Caught in the middle

The US Congress has deemed that the two Chinese telecoms companies, Huawei and ZTE pose a security threat to the US, and recommended that the two companies should not be allowed to take part in any US mergers or acquisitions.

Based on available classified and unclassified information, Huawei and ZTE cannot be trusted to be free of foreign state influence and thus pose a security threat to the United States and to our systems.

The panel said their investigation had received credible allegations from current and former Huawei employees of bribery and corruption, discriminatory behaviour and copyright infringement.

Of course we are in the midst of the US presidential election campaigns, and China has (once again) become a central issue. Both Republican and Democratic candidates promise to apply more pressure on Beijing, ranging from the perennial human rights issues to the laboured, though clearly entrenched views on the value of the Yuan. Being tough on China is a vote winner.

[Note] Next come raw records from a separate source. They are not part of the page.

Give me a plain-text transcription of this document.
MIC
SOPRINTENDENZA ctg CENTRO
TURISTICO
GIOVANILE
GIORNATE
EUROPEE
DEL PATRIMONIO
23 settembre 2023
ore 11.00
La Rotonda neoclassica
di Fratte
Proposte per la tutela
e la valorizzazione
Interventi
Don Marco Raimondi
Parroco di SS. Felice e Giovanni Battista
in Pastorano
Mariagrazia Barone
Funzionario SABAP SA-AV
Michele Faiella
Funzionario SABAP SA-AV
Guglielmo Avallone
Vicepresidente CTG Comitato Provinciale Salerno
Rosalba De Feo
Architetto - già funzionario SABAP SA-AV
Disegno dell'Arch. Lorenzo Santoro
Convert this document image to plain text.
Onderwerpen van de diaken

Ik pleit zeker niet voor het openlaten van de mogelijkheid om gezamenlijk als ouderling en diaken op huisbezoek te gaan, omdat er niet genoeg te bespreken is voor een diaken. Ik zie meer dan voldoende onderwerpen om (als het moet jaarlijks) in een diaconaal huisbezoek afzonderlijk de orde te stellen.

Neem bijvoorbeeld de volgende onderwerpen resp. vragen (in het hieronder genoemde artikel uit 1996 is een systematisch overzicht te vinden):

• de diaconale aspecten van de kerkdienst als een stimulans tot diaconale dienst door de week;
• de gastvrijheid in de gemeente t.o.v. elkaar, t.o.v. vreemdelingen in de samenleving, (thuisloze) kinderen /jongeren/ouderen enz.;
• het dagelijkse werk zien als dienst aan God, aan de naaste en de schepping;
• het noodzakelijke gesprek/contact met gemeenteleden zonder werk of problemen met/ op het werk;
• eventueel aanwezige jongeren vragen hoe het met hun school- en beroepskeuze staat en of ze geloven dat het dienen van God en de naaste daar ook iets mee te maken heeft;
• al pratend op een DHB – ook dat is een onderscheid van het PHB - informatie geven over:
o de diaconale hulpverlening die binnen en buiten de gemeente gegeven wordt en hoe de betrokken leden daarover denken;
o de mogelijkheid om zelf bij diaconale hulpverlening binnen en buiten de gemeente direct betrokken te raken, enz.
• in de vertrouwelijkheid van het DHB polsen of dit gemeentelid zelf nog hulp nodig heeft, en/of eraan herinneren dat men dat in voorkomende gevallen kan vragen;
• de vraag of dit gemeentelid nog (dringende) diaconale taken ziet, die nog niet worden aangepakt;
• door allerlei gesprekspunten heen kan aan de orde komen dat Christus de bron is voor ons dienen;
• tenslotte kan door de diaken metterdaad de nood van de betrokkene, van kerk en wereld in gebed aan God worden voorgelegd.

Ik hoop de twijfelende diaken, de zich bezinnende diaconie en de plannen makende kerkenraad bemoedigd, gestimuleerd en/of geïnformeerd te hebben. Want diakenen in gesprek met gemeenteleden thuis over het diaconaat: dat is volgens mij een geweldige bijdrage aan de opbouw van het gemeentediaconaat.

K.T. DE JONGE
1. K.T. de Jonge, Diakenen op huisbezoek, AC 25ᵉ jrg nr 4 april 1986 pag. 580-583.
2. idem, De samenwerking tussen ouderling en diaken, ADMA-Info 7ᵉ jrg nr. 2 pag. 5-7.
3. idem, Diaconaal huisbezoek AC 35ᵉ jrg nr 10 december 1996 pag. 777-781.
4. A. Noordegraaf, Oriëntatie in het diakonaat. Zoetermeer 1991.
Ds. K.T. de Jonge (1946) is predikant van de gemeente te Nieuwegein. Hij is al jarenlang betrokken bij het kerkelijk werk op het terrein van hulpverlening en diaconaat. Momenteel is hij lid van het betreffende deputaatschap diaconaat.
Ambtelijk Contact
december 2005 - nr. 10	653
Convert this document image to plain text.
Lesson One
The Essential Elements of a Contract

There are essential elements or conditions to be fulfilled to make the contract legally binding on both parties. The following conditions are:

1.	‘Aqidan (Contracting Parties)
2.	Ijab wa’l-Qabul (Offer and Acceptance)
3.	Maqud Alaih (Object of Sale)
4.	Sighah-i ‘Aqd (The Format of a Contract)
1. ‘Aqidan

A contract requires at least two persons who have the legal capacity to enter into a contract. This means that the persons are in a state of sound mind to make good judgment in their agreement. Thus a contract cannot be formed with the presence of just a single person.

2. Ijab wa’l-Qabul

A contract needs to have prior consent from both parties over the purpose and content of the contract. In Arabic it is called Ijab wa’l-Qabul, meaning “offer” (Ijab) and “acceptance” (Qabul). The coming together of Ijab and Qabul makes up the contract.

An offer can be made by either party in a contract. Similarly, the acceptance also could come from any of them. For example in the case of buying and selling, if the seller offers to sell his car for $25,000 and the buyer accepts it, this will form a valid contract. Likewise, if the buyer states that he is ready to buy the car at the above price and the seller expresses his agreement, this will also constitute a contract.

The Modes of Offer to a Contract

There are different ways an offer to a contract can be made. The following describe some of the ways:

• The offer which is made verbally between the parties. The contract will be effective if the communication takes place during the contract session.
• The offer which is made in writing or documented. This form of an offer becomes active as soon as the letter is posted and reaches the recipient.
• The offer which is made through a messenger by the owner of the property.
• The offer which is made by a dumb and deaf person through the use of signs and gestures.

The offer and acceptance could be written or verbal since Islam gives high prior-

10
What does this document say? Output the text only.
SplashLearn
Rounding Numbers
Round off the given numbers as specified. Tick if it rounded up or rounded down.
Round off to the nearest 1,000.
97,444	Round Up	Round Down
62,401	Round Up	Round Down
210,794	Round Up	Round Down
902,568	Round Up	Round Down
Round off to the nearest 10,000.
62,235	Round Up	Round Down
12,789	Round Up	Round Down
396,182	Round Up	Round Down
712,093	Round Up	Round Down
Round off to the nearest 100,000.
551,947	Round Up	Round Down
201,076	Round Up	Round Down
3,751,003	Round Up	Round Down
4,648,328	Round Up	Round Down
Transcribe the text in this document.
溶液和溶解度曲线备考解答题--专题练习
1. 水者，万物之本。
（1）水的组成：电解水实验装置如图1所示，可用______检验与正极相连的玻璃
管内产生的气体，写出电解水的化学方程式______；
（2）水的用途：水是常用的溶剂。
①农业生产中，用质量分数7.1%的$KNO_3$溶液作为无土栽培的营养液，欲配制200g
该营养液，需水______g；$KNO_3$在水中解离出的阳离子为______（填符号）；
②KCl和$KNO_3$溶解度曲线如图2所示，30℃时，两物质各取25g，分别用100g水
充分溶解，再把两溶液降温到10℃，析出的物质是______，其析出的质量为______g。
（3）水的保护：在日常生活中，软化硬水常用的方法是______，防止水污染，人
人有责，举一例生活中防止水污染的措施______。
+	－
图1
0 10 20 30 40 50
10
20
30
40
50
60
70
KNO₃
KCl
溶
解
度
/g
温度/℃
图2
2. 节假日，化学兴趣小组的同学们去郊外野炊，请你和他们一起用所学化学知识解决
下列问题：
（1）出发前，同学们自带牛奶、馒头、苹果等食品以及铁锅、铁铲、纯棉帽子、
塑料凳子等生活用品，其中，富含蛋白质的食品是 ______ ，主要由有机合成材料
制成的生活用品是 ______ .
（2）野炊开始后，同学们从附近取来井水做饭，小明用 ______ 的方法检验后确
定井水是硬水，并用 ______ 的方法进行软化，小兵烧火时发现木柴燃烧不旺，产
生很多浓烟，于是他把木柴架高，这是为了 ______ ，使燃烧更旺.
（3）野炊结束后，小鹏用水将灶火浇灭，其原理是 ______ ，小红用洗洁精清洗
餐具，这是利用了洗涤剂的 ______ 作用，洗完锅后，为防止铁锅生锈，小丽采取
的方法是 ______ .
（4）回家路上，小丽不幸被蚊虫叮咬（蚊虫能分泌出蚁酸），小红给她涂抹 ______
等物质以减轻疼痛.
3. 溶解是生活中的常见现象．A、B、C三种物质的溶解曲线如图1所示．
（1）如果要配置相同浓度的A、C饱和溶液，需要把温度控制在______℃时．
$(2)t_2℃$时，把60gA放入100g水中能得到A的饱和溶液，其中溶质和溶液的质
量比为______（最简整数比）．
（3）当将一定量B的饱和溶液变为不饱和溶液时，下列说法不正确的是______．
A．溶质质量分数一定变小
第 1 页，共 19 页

But whereas China has never accused any American enterprises of any complicity with its government, China has taken a broadly similar stand in regards to some usage of American software, and in particular the Chinese government made a conscious decision not to use Microsoft Windows and Office products within government. Whereas some may see this as a shrewd move for technical reasons, the decision was guided by national security concerns. Microsoft lost out, but on the plus side it was a huge boost for China’s chosen operating system, Linux. Being open source, the Chinese could see exactly what was being installed on their computers.

Are there any truths to the allegations? The two companies concerned naturally say not. What is telling is that the Congressional Committee actually stops short of calling for a boycott of the products. This would suggest that the evidence is at best circumstantial if we assume that any hard evidence would lead to such a call. This is further supported by the use of the word “credible allegations.” Credible and true are far from the same.

Once again the notion of a threat to national security appears to be being used as the ultimate beating stick which people find hard to challenge.

Meanwhile, back in China responses ranging from calls to boycott Apple to allegations that this is yet one more attempt by the USA to proactively prevent Chinas development.

Whatever the truth of the matter, until trust between the world’s two largest economies rises beyond the sceptical it is likely that businesses will continue to be caught in the middle.